El poliedro

Nuestra propia tormenta perfecta

XAVIER Sala i Martín es directivo del Barça con aspiraciones a presidente, independentista catalán y desinhibido usuario de extravagantes americanas y corbatas. Economista y catedrático de la Universidad de Columbia en Nueva York, sus líneas de investigación incluyen la sugerente tesis de que la gente de derechas es más feliz que la de izquierdas (el hecho de ser creyente y de tener dinero cuenta para tal afán humano, dice) y aquella otra que sostiene que la inmigración -que no vota nacionalista- debilita el sentimiento de pertenencia a la colectividad, en concreto la de su Cataluña natal. En fin, el profesor Sala i Martín es también, a sus 46 años, articulista de La Vanguardia. Precisamente en este medio, hace ahora dos años, publicó un artículo de referencia en la interpretación de las causas del crash que se hizo patente en agosto de 2007. Titulado La tormenta perfecta, como aquel filme de Clooney, la pieza señalaba seis causas de la crisis en curso, algunas de las cuales ha envejecido mal como tal causa. Lo cual no empequeñece al analista, que se atrevió en público a tomar el timón de la interpretación de una realidad históricamente insólita. La tormenta perfecta, fueran cuales fueran con precisión sus causas, no ha amainado; al menos, no ha amainado para España. Tampoco tenemos a George Clooney al mando de nuestro barco. Y es que no se trata de una película: la realidad amenaza con hacer zozobrar la nave y, y a los datos de la semana nos remitimos.

Aunque el equipo de la ministra Salgado siga empeñado en ponerse a los pies de los caballos informando de que su Índice Sintético de Actividad -un bonito futurible en forma de número, un fundido de datos de dudosa significación- ve "brotes verdes" (no disparen al pianista: a mí también me produce empacho la expresión) a corto plazo, siguen pintado bastos. Crecen los enanos. Por mucho que estemos anestesiados ante el optimismo impostado y, también, ante los nubarrones plomizos que no cesan, debemos esforzarnos en ver con claridad a través de las cortinas de humo, los codazos de Cristiano y la inminente programación de fútbol en la tele casi a diario.

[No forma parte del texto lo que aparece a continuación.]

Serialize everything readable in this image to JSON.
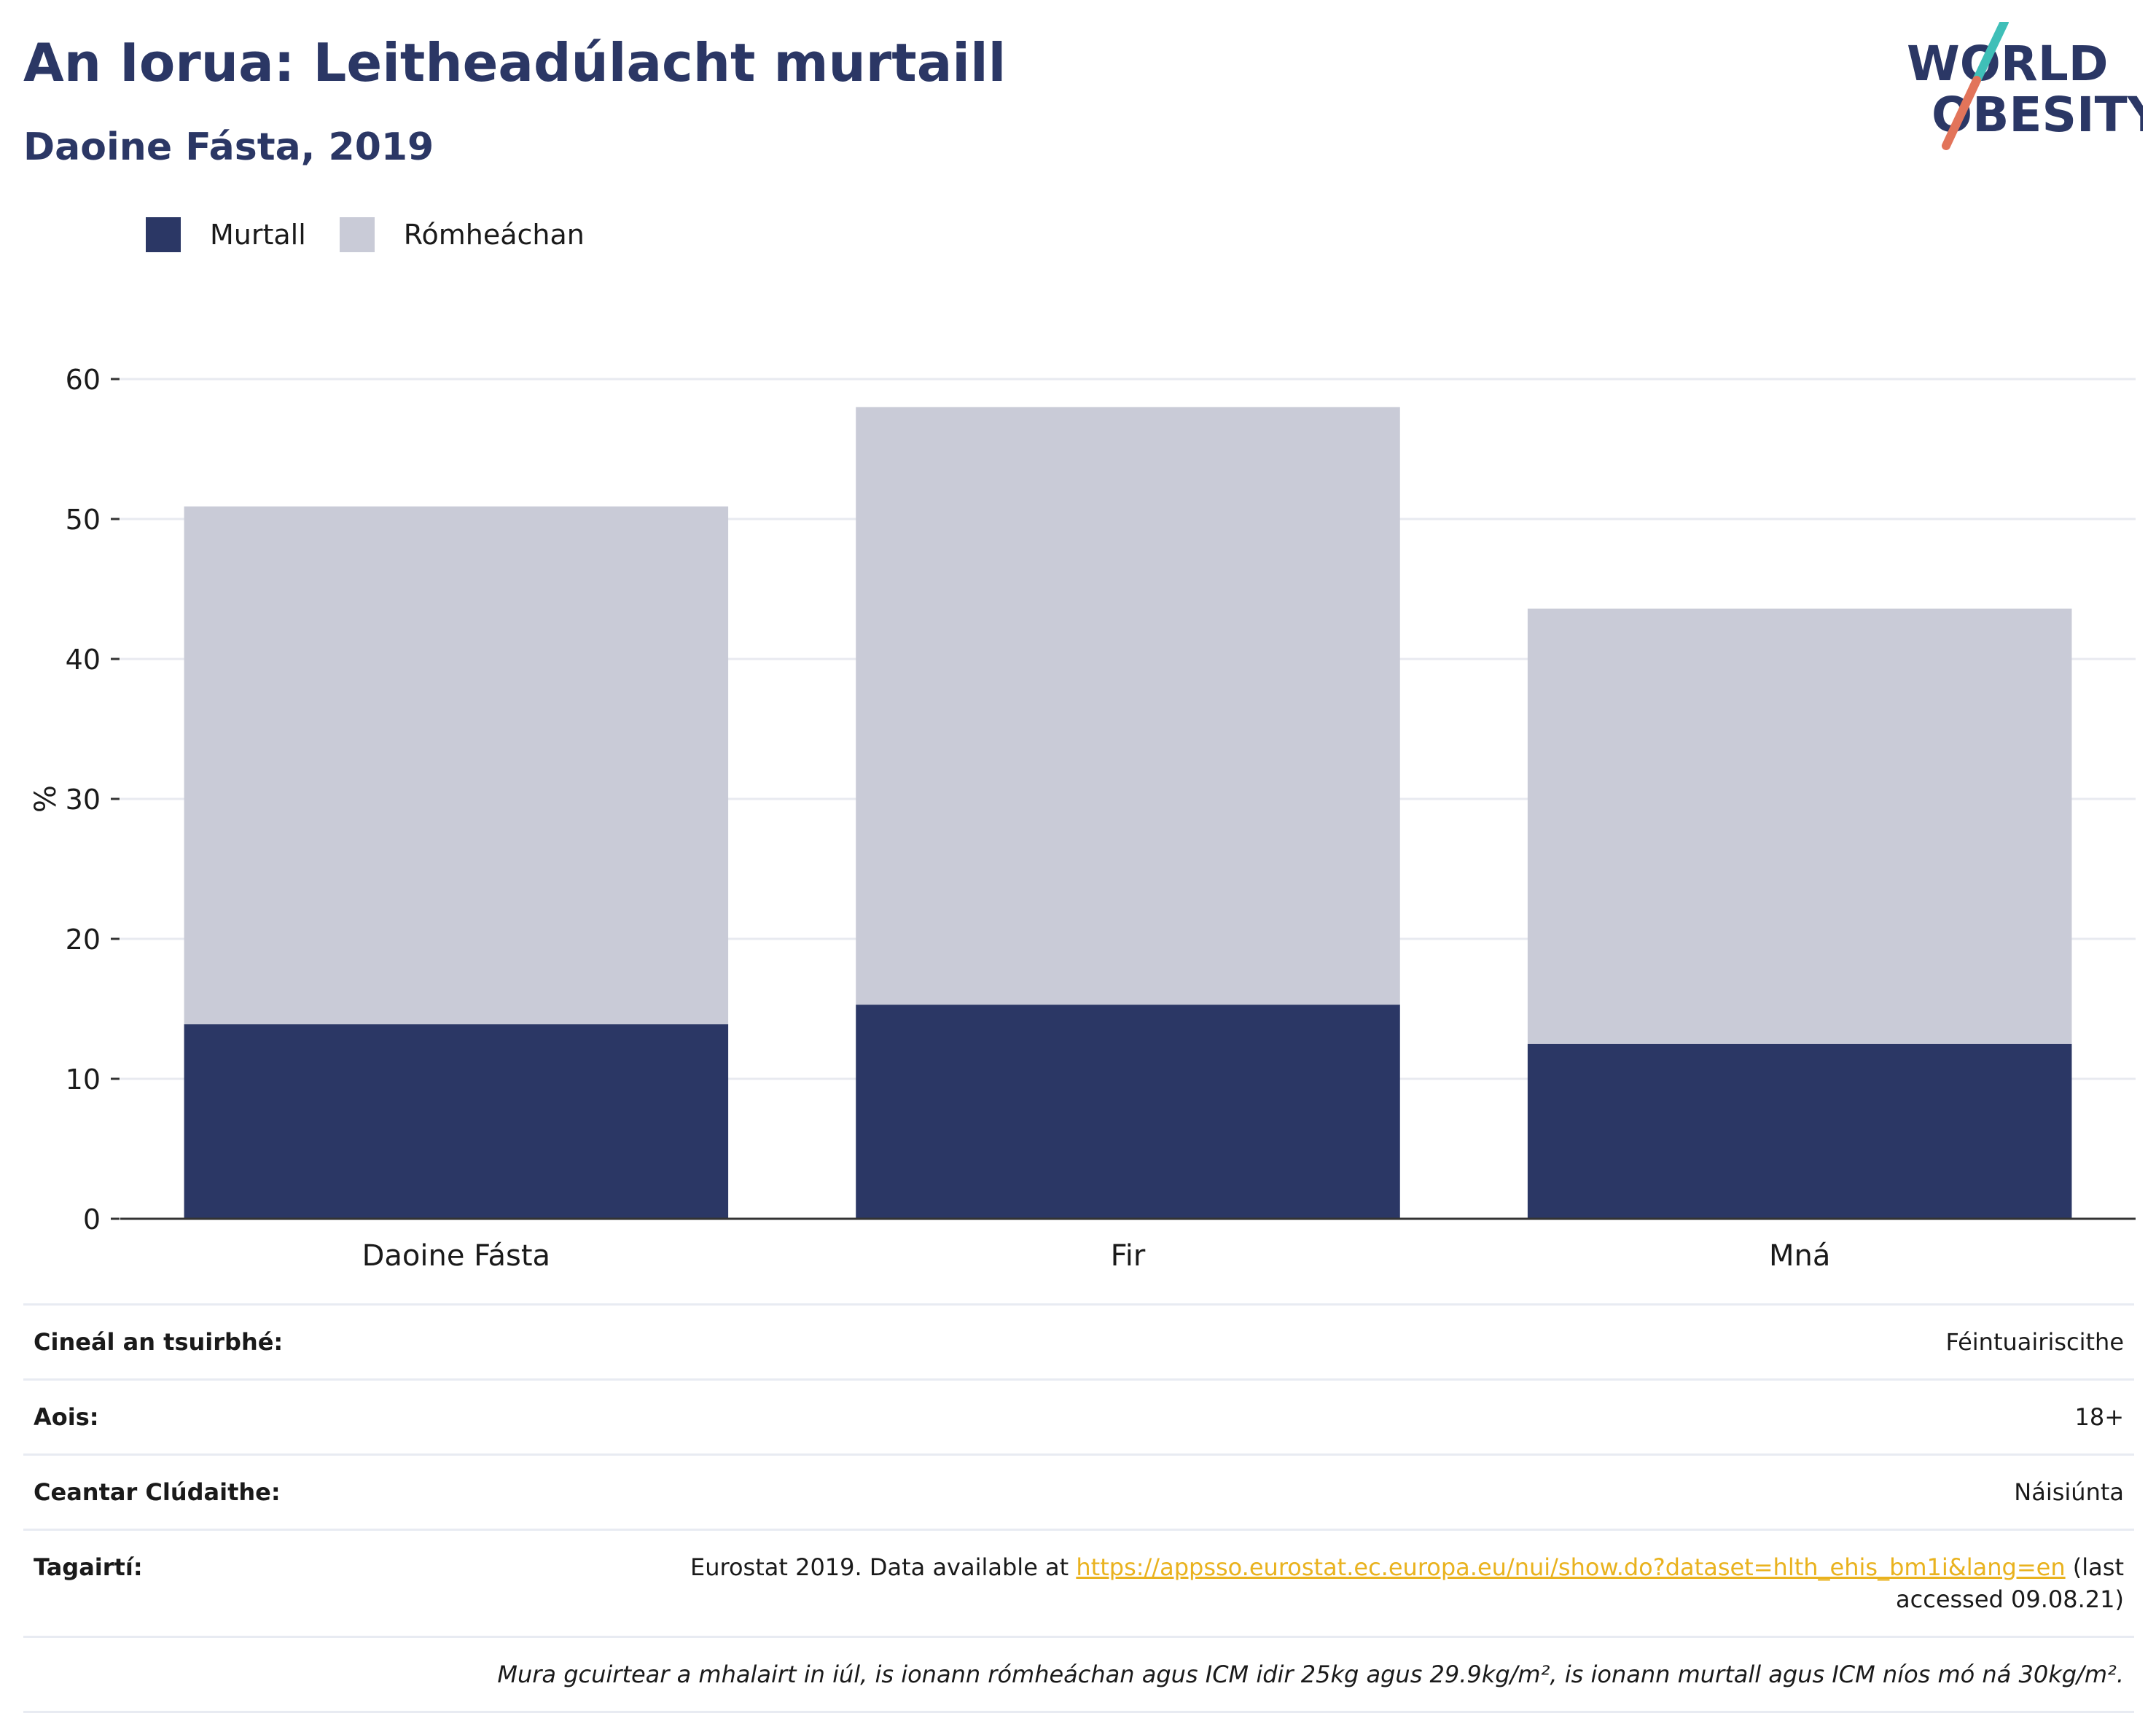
{
  "header": {
    "title": "An Iorua: Leitheadúlacht murtaill",
    "subtitle": "Daoine Fásta, 2019"
  },
  "logo": {
    "line1": "WORLD",
    "line2": "OBESITY",
    "colors": {
      "text": "#2b3765",
      "slash_top": "#3fbfb8",
      "slash_bottom": "#e2745a"
    }
  },
  "colors": {
    "obese": "#2b3765",
    "overweight": "#c9cbd7",
    "grid": "#e8eaf0",
    "axis": "#333333"
  },
  "chart_data": {
    "type": "bar",
    "stacked": true,
    "categories": [
      "Daoine Fásta",
      "Fir",
      "Mná"
    ],
    "series": [
      {
        "name": "Murtall",
        "values": [
          13.9,
          15.3,
          12.5
        ]
      },
      {
        "name": "Rómheáchan",
        "values": [
          37.0,
          42.7,
          31.1
        ]
      }
    ],
    "ylabel": "%",
    "ylim": [
      0,
      60
    ],
    "yticks": [
      "0",
      "10",
      "20",
      "30",
      "40",
      "50",
      "60"
    ],
    "grid": true,
    "legend_position": "top-left"
  },
  "info": {
    "survey_type_label": "Cineál an tsuirbhé:",
    "survey_type_value": "Féintuairiscithe",
    "age_label": "Aois:",
    "age_value": "18+",
    "area_label": "Ceantar Clúdaithe:",
    "area_value": "Náisiúnta",
    "refs_label": "Tagairtí:",
    "refs_prefix": "Eurostat 2019. Data available at ",
    "refs_link": "https://appsso.eurostat.ec.europa.eu/nui/show.do?dataset=hlth_ehis_bm1i&lang=en",
    "refs_suffix": " (last accessed 09.08.21)",
    "note": "Mura gcuirtear a mhalairt in iúl, is ionann rómheáchan agus ICM idir 25kg agus 29.9kg/m², is ionann murtall agus ICM níos mó ná 30kg/m²."
  }
}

La banca, por medio de la Asociación Hipotecaria Española, nos reveló el lunes que las promotoras no pueden pagar su deuda bancaria, 325.000 millones de euros -ojo: una cantidad mayor que todas las hipotecas basura del mundo anglosajón, tenidas por verdadera génesis de la tormenta perfecta-. Dicha falta de liquidez, sumada a lo incierto de las promociones a las que están vinculadas, frena el crédito y afecta a los balances y a la propia calificación de las entidades financieras (no digamos de las cajas, que con sus sintonías políticas han financiado océanos de metros cuadrados municipales por toda la faz de la tierra hispana). Lo que, a su vez, redunda en nuestra calificación como país, en trance de ser rebajada por las agencias de rating, que incluso insinúan que estamos en el camino del default (término utilizado también para indicar que no podremos pagar nuestras obligaciones como país). Fitch, Moody's o S&p's, por mucho que hayan pecado de ineficacia o tancredismo ante la que se venía encima, siguen siendo vitales para poder financiarse como país en tanto que se recuperan los ingresos públicos… lo cual, admitámoslo, no es probable con la nueva oleada de parados de la que supimos el lunes. Menos empleados; menos ingresos por impuestos y seguros sociales; más subsidios que cubrir por parados y dependientes; menor capacidad de acometer obras públicas y tirar del empleo; un coste enorme en salarios públicos y políticos, son, entre otros, factores que no mueven sino a prever una verdadera contracción severa de nuestro nivel de vida. La única medida política para controlar esa caída resulta ser la reducción de salarios, porque sabido es que ya no podemos devaluar nuestra moneda para así vender mejor fuera nuestros productos. Con respecto a la moneda, el euro, la semana también nos ha hecho exclamar el touchè! de los tiradores de esgrima alcanzados por el hierro: de nuevo desde Europa se plantea la salida de España de la Zona Euro, una disparatada broma hace un par de años. Roubini, profesor den la competencia de Sala, la Universidad de Nueva York, dijo sin empacho en Davos el otro día que "España es un riesgo para la Zona Euro".

Repugna y duele la tormenta perfecta Made in Spain, pero no tiene nada de ficción. Nuestras cuadernas crujen.